Hi everybody
I ran into some issues when trying to fine-tune bart for summarization using the BartForConditionalGeneration
model. The issue evolved around properly masking and ignoring the padding tokens when training. Without the following fix the loss went down but the model produced bad summaries. I post the solution here in case anyone else runs into similar problems.
from transformers import BartTokenizer, BartForConditionalGeneration
from transformers import Trainer, TrainingArguments
from transformers.modeling_bart import shift_tokens_right
dataset = ... # some Datasets object with train/validation split and columns 'text' and 'summary'
tokenizer = BartTokenizer.from_pretrained('facebook/bart-large')
model = BartForConditionalGeneration.from_pretrained('facebook/bart-large')

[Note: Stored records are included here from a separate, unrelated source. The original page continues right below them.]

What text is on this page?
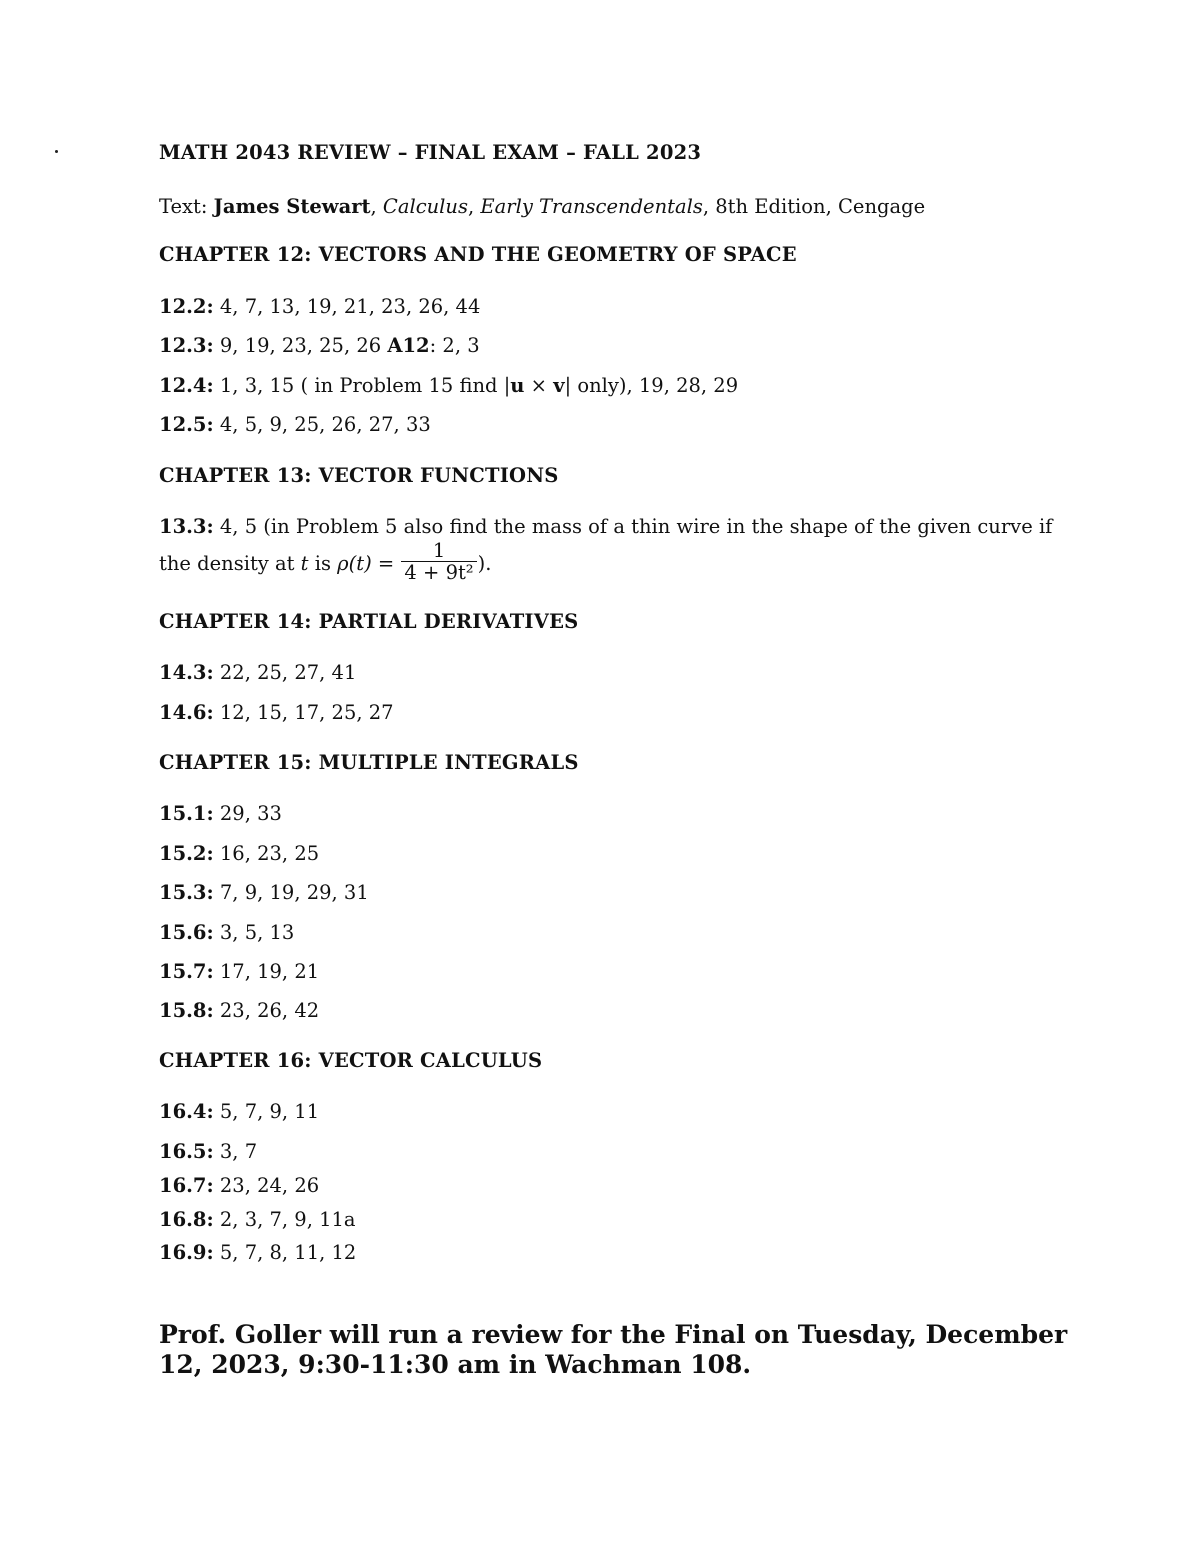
MATH 2043 REVIEW – FINAL EXAM – FALL 2023
Text: James Stewart, Calculus, Early Transcendentals, 8th Edition, Cengage
CHAPTER 12: VECTORS AND THE GEOMETRY OF SPACE
12.2: 4, 7, 13, 19, 21, 23, 26, 44
12.3: 9, 19, 23, 25, 26 A12: 2, 3
12.4: 1, 3, 15 ( in Problem 15 find |u × v| only), 19, 28, 29
12.5: 4, 5, 9, 25, 26, 27, 33
CHAPTER 13: VECTOR FUNCTIONS
13.3: 4, 5 (in Problem 5 also find the mass of a thin wire in the shape of the given curve if
the density at t is $\rho(t) = \frac{1}{\text{4 + 9t²}}$ ).
CHAPTER 14: PARTIAL DERIVATIVES
14.3: 22, 25, 27, 41
14.6: 12, 15, 17, 25, 27
CHAPTER 15: MULTIPLE INTEGRALS
15.1: 29, 33
15.2: 16, 23, 25
15.3: 7, 9, 19, 29, 31
15.6: 3, 5, 13
15.7: 17, 19, 21
15.8: 23, 26, 42
CHAPTER 16: VECTOR CALCULUS
16.4: 5, 7, 9, 11
16.5: 3, 7
16.7: 23, 24, 26
16.8: 2, 3, 7, 9, 11a
16.9: 5, 7, 8, 11, 12
Prof. Goller will run a review for the Final on Tuesday, December 12, 2023, 9:30-11:30 am in Wachman 108.
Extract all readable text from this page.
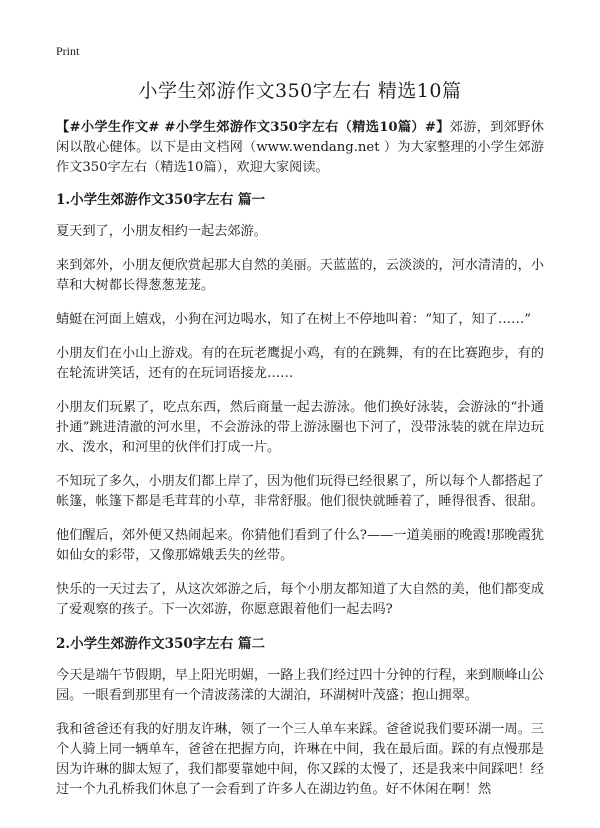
Print
小学生郊游作文350字左右 精选10篇

【#小学生作文# #小学生郊游作文350字左右（精选10篇）#】郊游，到郊野休闲以散心健体。以下是由文档网（www.wendang.net ）为大家整理的小学生郊游作文350字左右（精选10篇），欢迎大家阅读。

1.小学生郊游作文350字左右 篇一

夏天到了，小朋友相约一起去郊游。

来到郊外，小朋友便欣赏起那大自然的美丽。天蓝蓝的，云淡淡的，河水清清的，小草和大树都长得葱葱茏茏。

蜻蜓在河面上嬉戏，小狗在河边喝水，知了在树上不停地叫着：“知了，知了……”

小朋友们在小山上游戏。有的在玩老鹰捉小鸡，有的在跳舞，有的在比赛跑步，有的在轮流讲笑话，还有的在玩词语接龙……

小朋友们玩累了，吃点东西，然后商量一起去游泳。他们换好泳装，会游泳的“扑通扑通”跳进清澈的河水里，不会游泳的带上游泳圈也下河了，没带泳装的就在岸边玩水、泼水，和河里的伙伴们打成一片。

不知玩了多久，小朋友们都上岸了，因为他们玩得已经很累了，所以每个人都搭起了帐篷，帐篷下都是毛茸茸的小草，非常舒服。他们很快就睡着了，睡得很香、很甜。

他们醒后，郊外便又热闹起来。你猜他们看到了什么?——一道美丽的晚霞!那晚霞犹如仙女的彩带，又像那嫦娥丢失的丝带。

快乐的一天过去了，从这次郊游之后，每个小朋友都知道了大自然的美，他们都变成了爱观察的孩子。下一次郊游，你愿意跟着他们一起去吗?

2.小学生郊游作文350字左右 篇二

今天是端午节假期，早上阳光明媚，一路上我们经过四十分钟的行程，来到顺峰山公园。一眼看到那里有一个清波荡漾的大湖泊，环湖树叶茂盛；抱山拥翠。

我和爸爸还有我的好朋友许琳，领了一个三人单车来踩。爸爸说我们要环湖一周。三个人骑上同一辆单车，爸爸在把握方向，许琳在中间，我在最后面。踩的有点慢那是因为许琳的脚太短了，我们都要靠她中间，你又踩的太慢了，还是我来中间踩吧！经过一个九孔桥我们休息了一会看到了许多人在湖边钓鱼。好不休闲在啊！然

def convert_to_features(example_batch):
input_encodings = tokenizer.batch_encode_plus(example_batch['text'], pad_to_max_length=True, max_length=1024, truncation=True))
target_encodings = tokenizer.batch_encode_plus(example_batch['summary'], pad_to_max_length=True, max_length=1024, truncation=True))

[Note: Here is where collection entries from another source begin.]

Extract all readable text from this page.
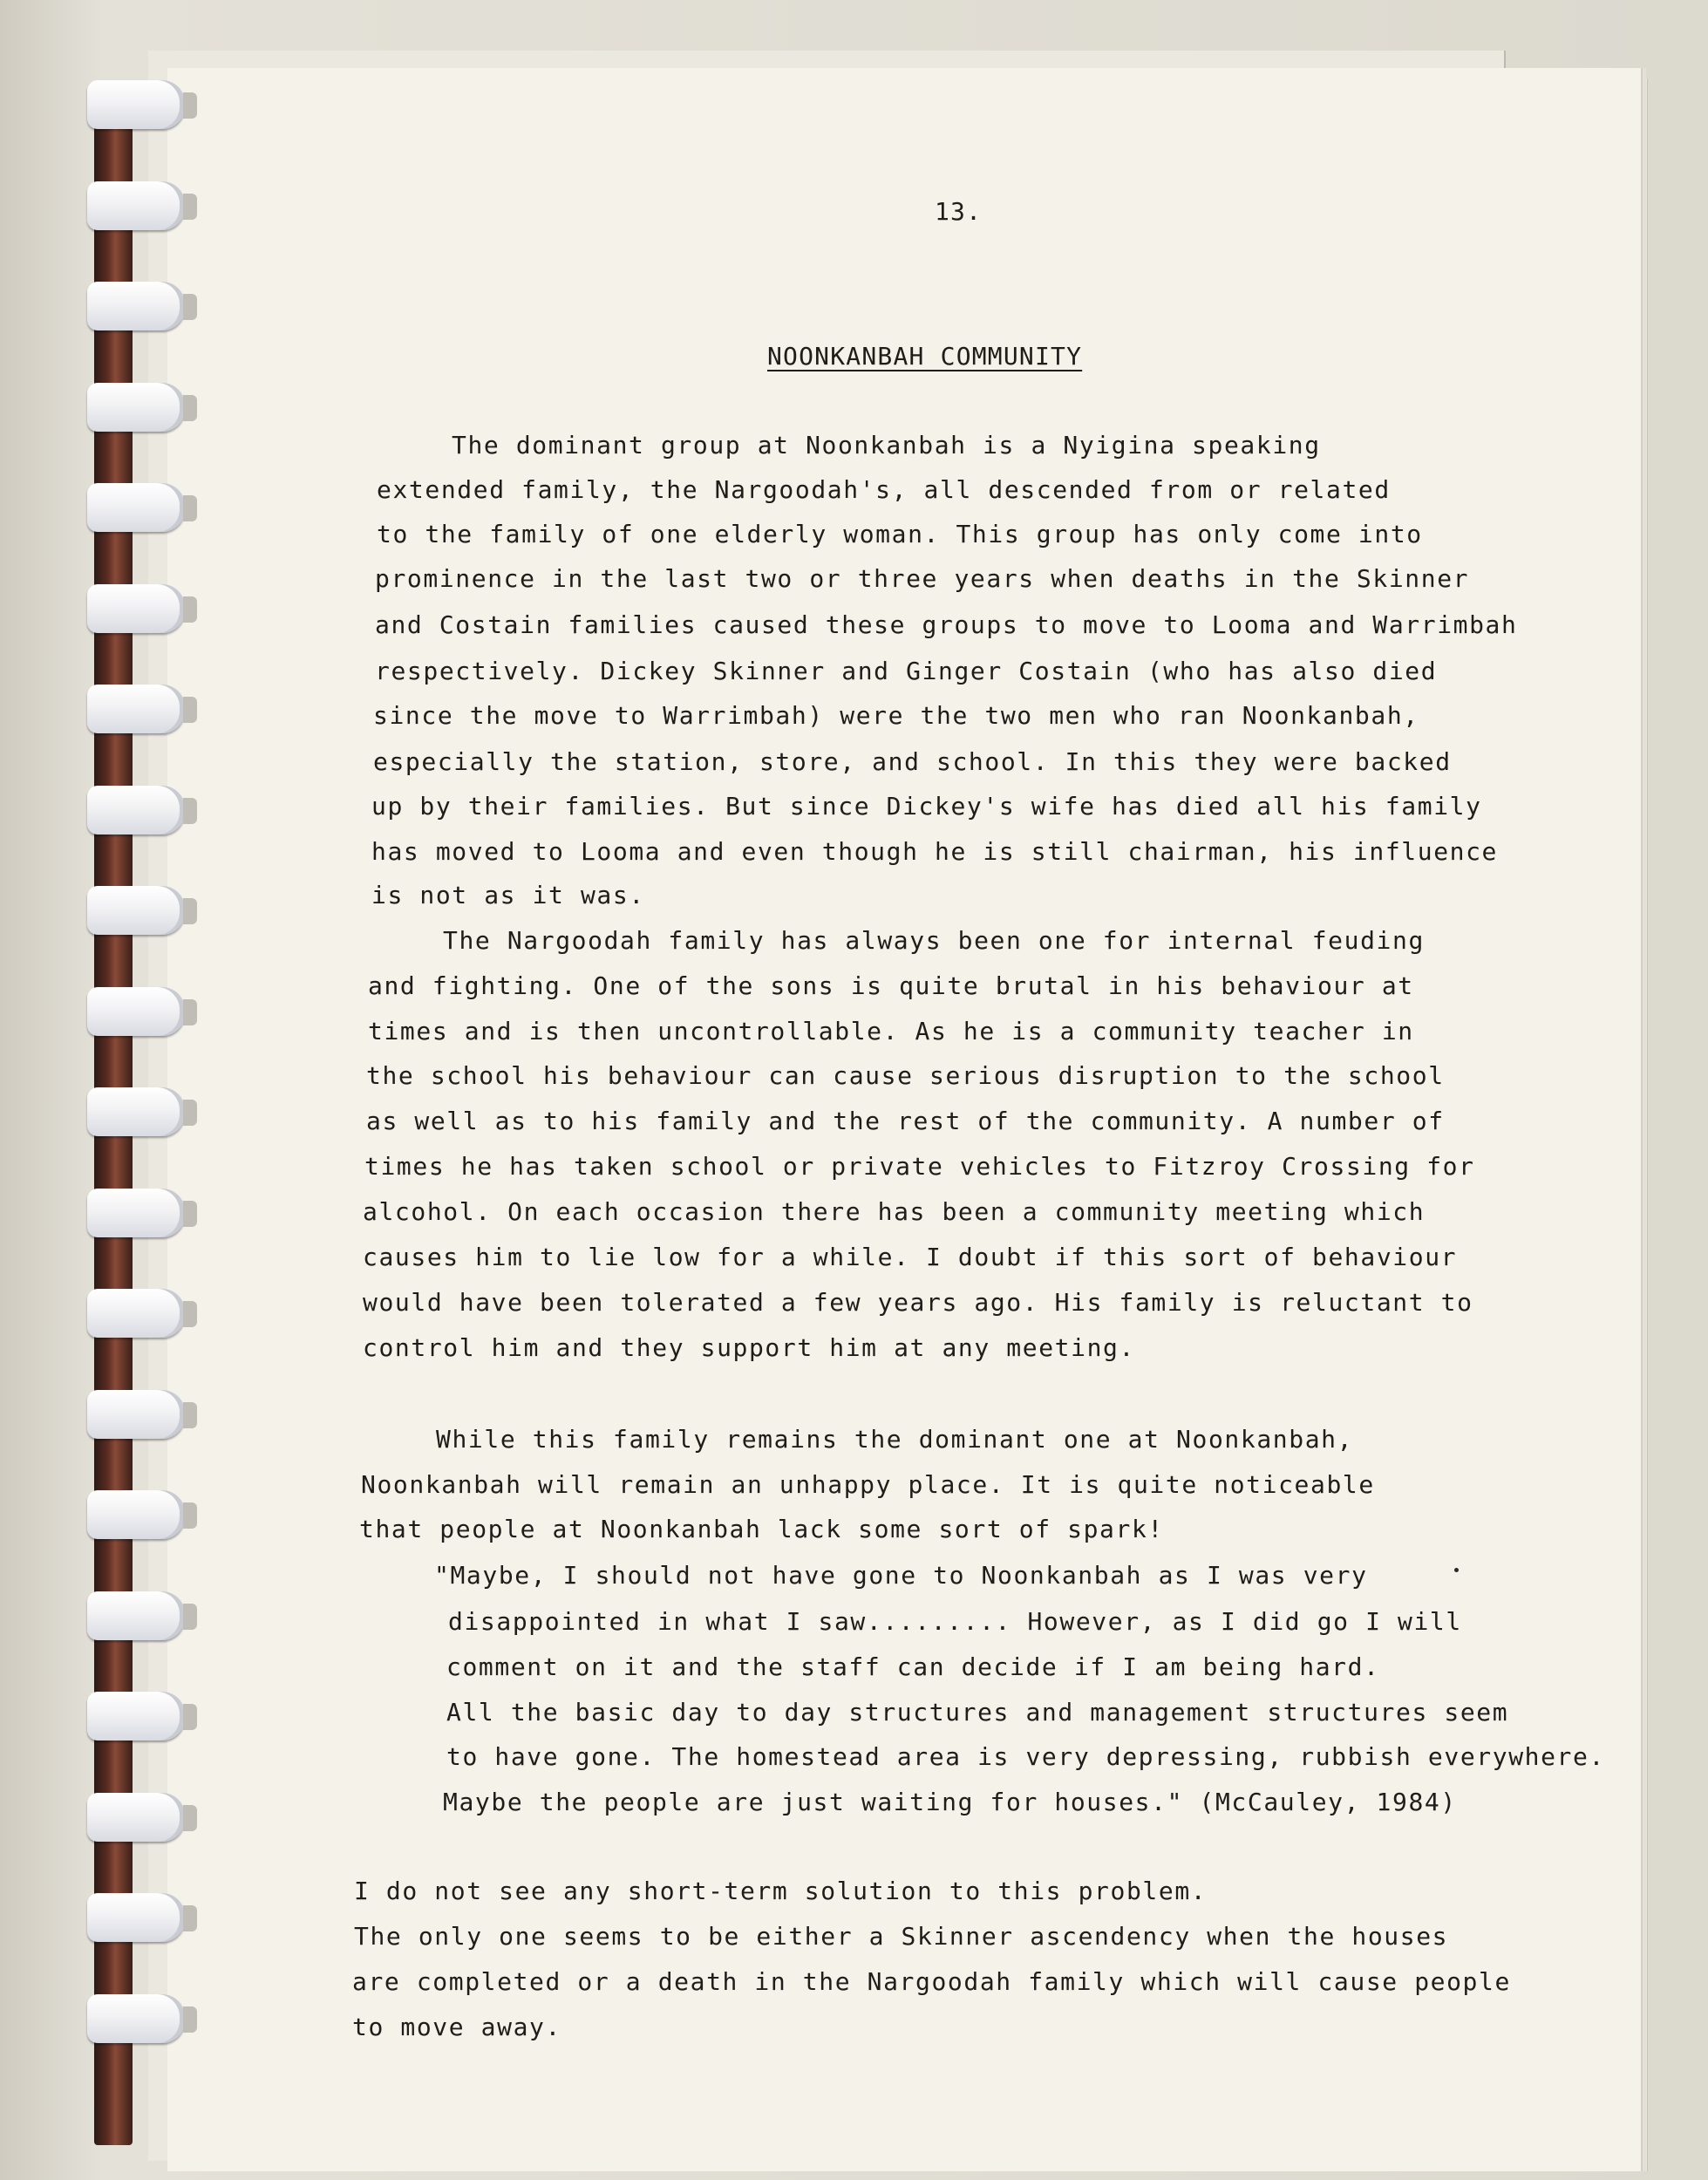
13.
NOONKANBAH COMMUNITY
The dominant group at Noonkanbah is a Nyigina speaking
extended family, the Nargoodah's, all descended from or related
to the family of one elderly woman. This group has only come into
prominence in the last two or three years when deaths in the Skinner
and Costain families caused these groups to move to Looma and Warrimbah
respectively. Dickey Skinner and Ginger Costain (who has also died
since the move to Warrimbah) were the two men who ran Noonkanbah,
especially the station, store, and school. In this they were backed
up by their families. But since Dickey's wife has died all his family
has moved to Looma and even though he is still chairman, his influence
is not as it was.
The Nargoodah family has always been one for internal feuding
and fighting. One of the sons is quite brutal in his behaviour at
times and is then uncontrollable. As he is a community teacher in
the school his behaviour can cause serious disruption to the school
as well as to his family and the rest of the community. A number of
times he has taken school or private vehicles to Fitzroy Crossing for
alcohol. On each occasion there has been a community meeting which
causes him to lie low for a while. I doubt if this sort of behaviour
would have been tolerated a few years ago. His family is reluctant to
control him and they support him at any meeting.
While this family remains the dominant one at Noonkanbah,
Noonkanbah will remain an unhappy place. It is quite noticeable
that people at Noonkanbah lack some sort of spark!
"Maybe, I should not have gone to Noonkanbah as I was very
disappointed in what I saw......... However, as I did go I will
comment on it and the staff can decide if I am being hard.
All the basic day to day structures and management structures seem
to have gone. The homestead area is very depressing, rubbish everywhere.
Maybe the people are just waiting for houses." (McCauley, 1984)
I do not see any short-term solution to this problem.
The only one seems to be either a Skinner ascendency when the houses
are completed or a death in the Nargoodah family which will cause people
to move away.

labels = target_encodings['input_ids']
decoder_input_ids = shift_tokens_right(labels, model.config.pad_token_id)
labels[labels[:, :] == model.config.pad_token_id] = -100
encodings = {
'input_ids': input_encodings['input_ids'],
'attention_mask': input_encodings['attention_mask'],
'decoder_input_ids': decoder_input_ids,
'labels': labels,
}
return encodings
dataset = dataset.map(convert_to_features, batched=True)

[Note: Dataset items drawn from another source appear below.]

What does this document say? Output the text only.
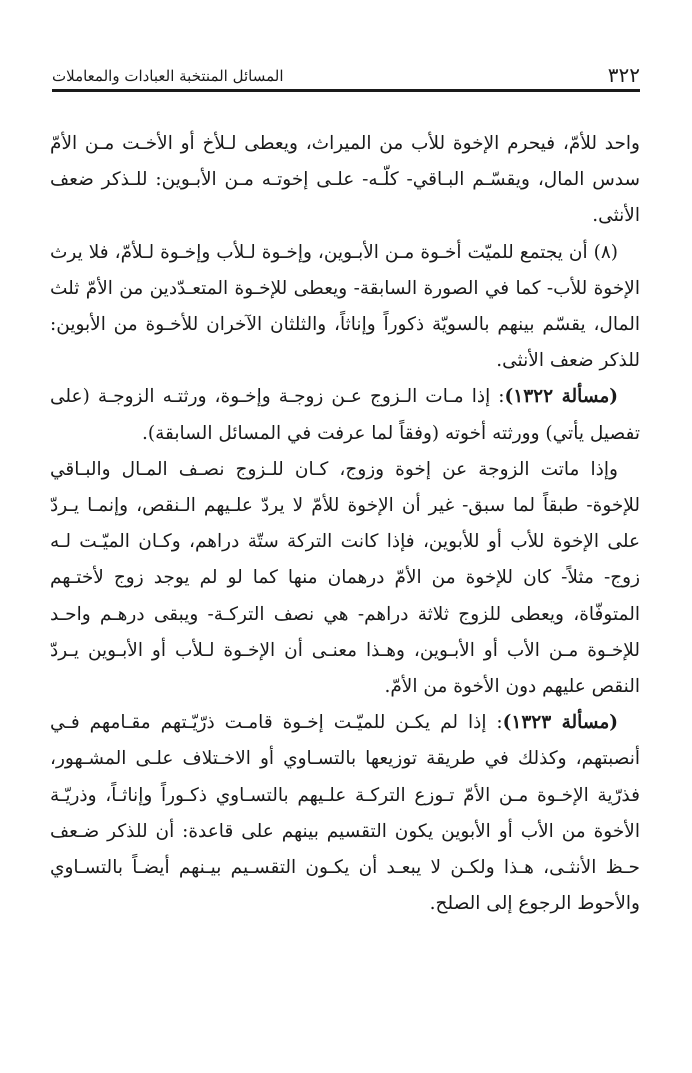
٣٢٢
المسائل المنتخبة العبادات والمعاملات

واحد للأمّ، فيحرم الإخوة للأب من الميراث، ويعطى لـلأخ أو الأخـت مـن الأمّ سدس المال، ويقسّـم البـاقي- كلّـه- علـى إخوتـه مـن الأبـوين: للـذكر ضعف الأنثى.

(٨) أن يجتمع للميّت أخـوة مـن الأبـوين، وإخـوة لـلأب وإخـوة لـلأمّ، فلا يرث الإخوة للأب- كما في الصورة السابقة- ويعطى للإخـوة المتعـدّدين من الأمّ ثلث المال، يقسّم بينهم بالسويّة ذكوراً وإناثاً، والثلثان الآخران للأخـوة من الأبوين: للذكر ضعف الأنثى.

(مسألة ١٣٢٢): إذا مـات الـزوج عـن زوجـة وإخـوة، ورثتـه الزوجـة (على تفصيل يأتي) وورثته أخوته (وفقاً لما عرفت في المسائل السابقة).

وإذا ماتت الزوجة عن إخوة وزوج، كـان للـزوج نصـف المـال والبـاقي للإخوة- طبقاً لما سبق- غير أن الإخوة للأمّ لا يردّ علـيهم الـنقص، وإنمـا يـردّ على الإخوة للأب أو للأبوين، فإذا كانت التركة ستّة دراهم، وكـان الميّـت لـه زوج- مثلاً- كان للإخوة من الأمّ درهمان منها كما لو لم يوجد زوج لأختـهم المتوفّاة، ويعطى للزوج ثلاثة دراهم- هي نصف التركـة- ويبقى درهـم واحـد للإخـوة مـن الأب أو الأبـوين، وهـذا معنـى أن الإخـوة لـلأب أو الأبـوين يـردّ النقص عليهم دون الأخوة من الأمّ.

(مسألة ١٣٢٣): إذا لم يكـن للميّـت إخـوة قامـت ذرّيّـتهم مقـامهم فـي أنصبتهم، وكذلك في طريقة توزيعها بالتسـاوي أو الاخـتلاف علـى المشـهور، فذرّية الإخـوة مـن الأمّ تـوزع التركـة علـيهم بالتسـاوي ذكـوراً وإناثـاً، وذريّـة الأخوة من الأب أو الأبوين يكون التقسيم بينهم على قاعدة: أن للذكر ضـعف حـظ الأنثـى، هـذا ولكـن لا يبعـد أن يكـون التقسـيم بيـنهم أيضـاً بالتسـاوي والأحوط الرجوع إلى الصلح.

columns = ['input_ids', 'labels', 'decoder_input_ids','attention_mask',]
dataset.set_format(type='torch', columns=columns)
training_args = TrainingArguments(
output_dir='./models/bart-summarizer',
num_train_epochs=1,
per_device_train_batch_size=1,
per_device_eval_batch_size=1,
warmup_steps=500,
weight_decay=0.01,
logging_dir='./logs',
)
trainer = Trainer(
model=model,
args=training_args,
train_dataset=dataset['train'],
eval_dataset=dataset['validation']
)
The convert_to_features
function makes sure that the decoder inputs are correctly shifted and still include the padding tokens while in the labels the padding tokens are replaced by -100 such they are ignored in the model loss.